桝形虎口が登場したのは戦国時代末期、桃山時代頃とされています。それ以前の虎口は単純な構造が多く、敵の侵入を効果的に阻止するには限界がありました。
1600年の関ヶ原の戦いを境に、桝形虎口は急速に発達しました。全国統一が進む中で築かれた近世城郭には、ほぼ例外なく桝形虎口が採用されています。築城の名手として知られる藤堂高虎(とうどうたかとら)は、今治城をはじめとする多くの城で桝形虎口を採用し、その普及に大きく貢献しました。

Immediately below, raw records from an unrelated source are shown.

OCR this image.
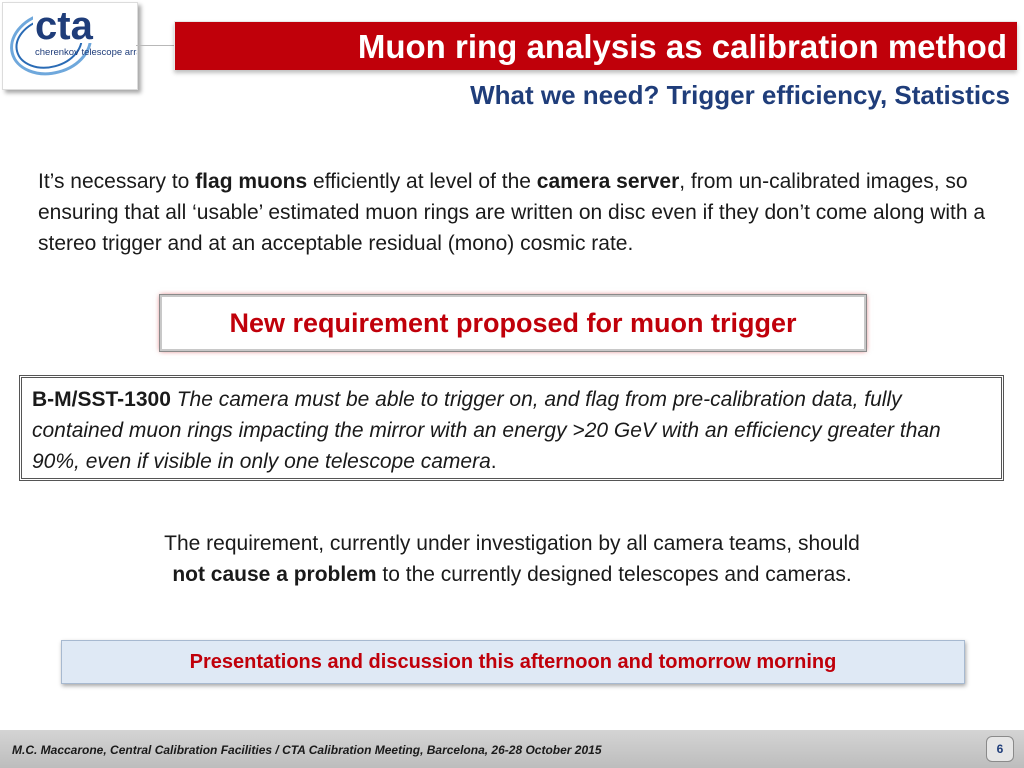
cta
cherenkov telescope array	Muon ring analysis as calibration method
What we need? Trigger efficiency, Statistics
It’s necessary to flag muons efficiently at level of the camera server, from un-calibrated images, so ensuring that all ‘usable’ estimated muon rings are written on disc even if they don’t come along with a stereo trigger and at an acceptable residual (mono) cosmic rate.
New requirement proposed for muon trigger
B-M/SST-1300 The camera must be able to trigger on, and flag from pre-calibration data, fully contained muon rings impacting the mirror with an energy >20 GeV with an efficiency greater than 90%, even if visible in only one telescope camera.
The requirement, currently under investigation by all camera teams, should
not cause a problem to the currently designed telescopes and cameras.
Presentations and discussion this afternoon and tomorrow morning
M.C. Maccarone, Central Calibration Facilities / CTA Calibration Meeting, Barcelona, 26-28 October 2015	6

桝形虎口の規模は城によって様々でしたが、権威を示すため、あるいはより強固な防御のために大規模な桝形虎口が築かれることもありました。現存する城門で最大規模といわれる江戸城外桜田門の桝形は、15間×21間(約320坪)もの広さを誇ります。現在は皇居外苑(皇居前広場)となっており、地下鉄「桜田門駅」のすぐ近くで、皇居ランナーがよく通るコースにもなっています。

日本の城は、地形を利用して防御力を高めたり、構造の工夫で敵を翻弄したりと、武器や兵力だけに頼らない独自の防御思想を持っています。桝形虎口はその象徴ともいえる存在です。
方形の空間に敵を誘い込み、三方から攻撃を浴びせるという合理的な設計は、戦国の世で磨かれた防御技術です。
城を訪れた際には、門をくぐった先の構造に注目してみてください。直角に曲がる場所があれば、それが桝形虎口です。外枡形か内枡形か、右折れか左折れか、そんなことを考えながら歩いてみるのも楽しいかもしれません。